And her name is already on the ranch deed, Joe thought. She owns half of everything we see as far as we can see it. She pulled it off, all right.
Marybeth was next, and had been carefully watching the exchange that took place a moment before. "You look wonderful," he said.
Thank God it's over, she mouthed. He nodded back, agreeing with her.
"Welcome to the family," Bud was telling Sheridan. Joe shot him a look.
"JOE, ARE YOU sure she said that?" Marybeth asked later, as they sat at a table under the trees with their plates of appetizers. Joe had waited for Sheridan and Lucy to find their friends before he told Marybeth about her mother.
"I'm quoting."
Marybeth shook her head, looking hard at Joe to see if he was joking. She obviously determined he wasn't. "She's something else, isn't she?"
"Always has been," Joe said. "What I can't figure out is how you survived."
Marybeth smiled and patted his hand. "Neither can I, at times."
Joe sipped from a bottle of beer that had been offered to him from a stock tank full of ice.
"You two have a very strange relationship," Marybeth said, looking across the lawn at her mother.
"I didn't think we had one at all."
Missy had never made a secret of the fact that she felt Marybeth had married beneath herself. Instead of the doctor, real estate magnate, or U.S. senator Marybeth should have chosen, Missy thought, her most promising daughter wound up with Joe Pickett, a Wyoming game warden with a salary that capped out at $36,000 a year. Marybeth's career as a corporate lawyer or a politician's wife, in Missy's view, had been unfulfilled. Rather, Marybeth stayed with
Joe as he moved from place to place in their early years together, before Joe was named game warden to the Sad-dlestring District. Then Sheridan came along, followed by Lucy, and in Missy's eyes it was all but over for her daughter. Because of incidents relating to Joe Pickett and his job, Marybeth had been injured and could have no more children. Then a foster daughter had been lost. It was frustrating for Missy, Joe thought. There she was, providing a living example of how to keep trading up—casting off husbands in exchange for newer, wealthier, and shinier models—and her daughter just didn't get it. Missy literally tried to show Marybeth how it could be done by marrying Bud Longbrake right in front of her, Joe thought.
Marybeth still had fire, intelligence, beauty, and ambition, Joe and Missy both knew. She also had a growing melancholy, which she tried hard to overcome.
"Look at Bud's kids," Marybeth said, nodding toward a table set as far away from the others as possible while still being in the shade. "They just don't look happy. Don't stare at them, though."

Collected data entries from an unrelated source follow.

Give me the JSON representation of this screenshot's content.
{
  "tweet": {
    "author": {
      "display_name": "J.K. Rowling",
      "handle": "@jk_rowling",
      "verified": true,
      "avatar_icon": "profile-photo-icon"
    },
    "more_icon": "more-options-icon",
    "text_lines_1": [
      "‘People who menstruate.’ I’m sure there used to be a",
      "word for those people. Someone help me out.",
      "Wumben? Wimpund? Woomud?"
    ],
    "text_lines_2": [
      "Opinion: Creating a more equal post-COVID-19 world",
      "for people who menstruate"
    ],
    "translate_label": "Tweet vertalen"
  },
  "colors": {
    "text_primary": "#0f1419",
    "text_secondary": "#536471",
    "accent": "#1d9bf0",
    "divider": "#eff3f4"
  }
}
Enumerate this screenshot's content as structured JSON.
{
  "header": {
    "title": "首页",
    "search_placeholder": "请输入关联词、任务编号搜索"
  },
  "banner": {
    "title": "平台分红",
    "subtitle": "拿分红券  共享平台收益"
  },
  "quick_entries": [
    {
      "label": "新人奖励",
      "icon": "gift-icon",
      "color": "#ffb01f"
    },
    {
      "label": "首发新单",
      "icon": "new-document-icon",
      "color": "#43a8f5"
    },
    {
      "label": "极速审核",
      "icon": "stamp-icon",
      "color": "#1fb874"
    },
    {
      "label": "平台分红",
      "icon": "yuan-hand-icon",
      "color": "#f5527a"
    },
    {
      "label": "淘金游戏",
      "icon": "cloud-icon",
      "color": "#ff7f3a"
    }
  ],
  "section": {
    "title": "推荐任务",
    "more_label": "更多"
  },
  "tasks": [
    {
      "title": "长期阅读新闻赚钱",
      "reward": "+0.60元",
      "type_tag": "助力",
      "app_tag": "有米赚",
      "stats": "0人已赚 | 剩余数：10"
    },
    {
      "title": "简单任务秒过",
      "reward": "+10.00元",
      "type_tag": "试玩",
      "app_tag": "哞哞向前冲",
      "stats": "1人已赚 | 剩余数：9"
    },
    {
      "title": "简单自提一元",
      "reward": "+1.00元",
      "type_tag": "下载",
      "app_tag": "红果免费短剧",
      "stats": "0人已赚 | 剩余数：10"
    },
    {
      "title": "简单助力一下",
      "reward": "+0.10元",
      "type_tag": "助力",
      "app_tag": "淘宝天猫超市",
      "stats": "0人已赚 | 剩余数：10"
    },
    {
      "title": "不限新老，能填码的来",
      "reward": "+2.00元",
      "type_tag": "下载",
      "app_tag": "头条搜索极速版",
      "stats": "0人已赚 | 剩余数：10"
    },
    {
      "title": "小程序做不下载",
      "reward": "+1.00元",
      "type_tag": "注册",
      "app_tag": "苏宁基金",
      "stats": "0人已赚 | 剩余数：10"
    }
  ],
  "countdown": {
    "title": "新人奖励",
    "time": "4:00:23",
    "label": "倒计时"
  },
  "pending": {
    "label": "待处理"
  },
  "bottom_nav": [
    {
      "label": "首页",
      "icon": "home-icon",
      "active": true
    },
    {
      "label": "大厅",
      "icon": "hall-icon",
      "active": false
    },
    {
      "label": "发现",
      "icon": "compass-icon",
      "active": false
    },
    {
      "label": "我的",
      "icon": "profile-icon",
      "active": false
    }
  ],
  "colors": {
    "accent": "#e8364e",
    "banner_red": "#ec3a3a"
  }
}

Joe shifted in his chair. Bud had a son and a daughter from his previous marriage. The son, Bud Jr., had flown in for the wedding from Missoula, where he was a street musician and a professional student at UM. Bud Jr. wore billowy cargo shorts, leather sandals, a T-shirt, and a sour expression. Missy had told Joe and Marybeth that although Bud Jr. had never wanted anything to do with the ranch while growing up, he was content to wait things out, wait for Bud to pass along or sell the ranch. Even after taxes, Bud Jr. stood to gain a huge inheritance. It was the same with Sally, Bud's daughter. Thrice married (like her new stepmother, who had just surpassed her in the race), Sally lived in Portland, Oregon, and was currently between husbands. Sally was attractive in a wounded, Bohemian way, Joe thought. He had heard she was an artist, specializing in wrought iron.
Joe turned back. "No, they don't look happy."
"They don't like it that Bud made Missy cosignatory on all of this," Marybeth said, waving her hand to indicate literally all they could see. "Bud Jr. got hammered at the dress rehearsal last night and shouted some things at his father before he passed out in the bushes. Sally was there last night for about a half an hour, before she disappeared with one of Bud's ranch hands."
"Welcome to the family," Joe said to his wife.
THE NEW TWELVE Sleep County sheriff, Kyle McLanahan, stood in front of Joe and Marybeth in the food line. The piquant smell of barbecued pork and beef hung heavy in the light mountain air.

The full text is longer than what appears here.